A ward in bath has made the news because rather than having the one set of keys for the drugs trolley floating around different members of staff depending on who used them last they keys are now locked up in a safe and every member of staff is given a key for the safe. The benefit here is that they can now avoid a very regular occurrence on all wards - a member of staff has gone home with the keys in their pocket and has now got to be dragged back in because none of the patients can get their medications. I would strongly argue that the downside of this system is that when they keys are floating they are always in the possession of a member of staff, someone relevant always knows where they are. If they are in a safe they are unobserved for long periods of time, added to which there are now keys for the safe all over the place. This seems far less secure and potentially very dangerous.

All in all the productive ward scheme seems to be keeping peoples attention on the importance of ward efficiency however I am not certain that the changes made are really making a difference. Another drawback is the nurse working a productive ward shift has to do it on the ward. If you are a nurse on your ward you are going to get roped into checking IV's, answering buzzers, and generally chipping in during those day to day crisis moments on the ward(which frankly I would prefer). This wouldnt be too bad if most wards didnt insist that a nurse in a productive ward shift has to wear plain clothes(no uniform).

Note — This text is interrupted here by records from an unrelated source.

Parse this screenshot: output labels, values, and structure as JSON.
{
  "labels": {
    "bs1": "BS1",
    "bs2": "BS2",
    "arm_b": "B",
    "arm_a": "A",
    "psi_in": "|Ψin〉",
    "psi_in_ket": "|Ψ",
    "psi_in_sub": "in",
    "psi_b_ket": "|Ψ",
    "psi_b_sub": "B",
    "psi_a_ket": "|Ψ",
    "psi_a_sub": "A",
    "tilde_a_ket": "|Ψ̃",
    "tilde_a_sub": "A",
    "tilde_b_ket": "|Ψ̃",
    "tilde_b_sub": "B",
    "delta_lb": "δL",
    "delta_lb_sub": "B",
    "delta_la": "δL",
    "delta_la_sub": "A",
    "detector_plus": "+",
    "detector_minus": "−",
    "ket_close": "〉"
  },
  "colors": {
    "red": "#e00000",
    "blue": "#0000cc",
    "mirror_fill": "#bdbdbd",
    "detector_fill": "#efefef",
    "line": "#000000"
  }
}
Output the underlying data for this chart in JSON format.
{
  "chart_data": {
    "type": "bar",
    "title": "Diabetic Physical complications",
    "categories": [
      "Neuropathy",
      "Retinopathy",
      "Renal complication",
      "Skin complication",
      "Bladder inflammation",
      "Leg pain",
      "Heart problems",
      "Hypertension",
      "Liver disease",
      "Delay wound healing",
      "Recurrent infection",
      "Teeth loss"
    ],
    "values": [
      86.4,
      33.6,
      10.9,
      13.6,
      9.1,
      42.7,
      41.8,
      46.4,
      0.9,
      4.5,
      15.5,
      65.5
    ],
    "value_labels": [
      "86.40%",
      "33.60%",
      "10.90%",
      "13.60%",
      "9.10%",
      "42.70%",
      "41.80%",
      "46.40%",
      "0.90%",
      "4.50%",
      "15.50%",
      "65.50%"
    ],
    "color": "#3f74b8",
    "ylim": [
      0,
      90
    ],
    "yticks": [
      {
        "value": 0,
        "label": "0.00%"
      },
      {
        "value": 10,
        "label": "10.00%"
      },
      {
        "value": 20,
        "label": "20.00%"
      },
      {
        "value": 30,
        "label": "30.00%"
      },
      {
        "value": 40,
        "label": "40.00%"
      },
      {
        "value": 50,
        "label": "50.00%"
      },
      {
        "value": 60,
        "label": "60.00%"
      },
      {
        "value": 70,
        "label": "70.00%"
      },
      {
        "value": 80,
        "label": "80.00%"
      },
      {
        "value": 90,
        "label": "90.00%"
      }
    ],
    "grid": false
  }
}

However it does make you think how much time and energy is wasted at work through tiny inefficiencies. It does all accumulate.

On a side note I recommend you guys take a look at This Site. Its full of little educational flash games. My favourite is the blood typing game.

2 comments:

Vincent said...

Regardless of the fact that I am one of those paying for the NHS, I tend to think that efficiency is not the most important thing. Indeed, efficiency is the great false god of our age. So many important things are sacrificed on its altar.

Bless you for this blog, it is fascinating.

Asclepius said...

Thank you :). Most of this blog falls under the category of barely understandable ramblings.

The NHS is a business though no-one seems to want to admit it. And like all businesses it seems to think that improving efficiency will absolve it of all its other shortcomings.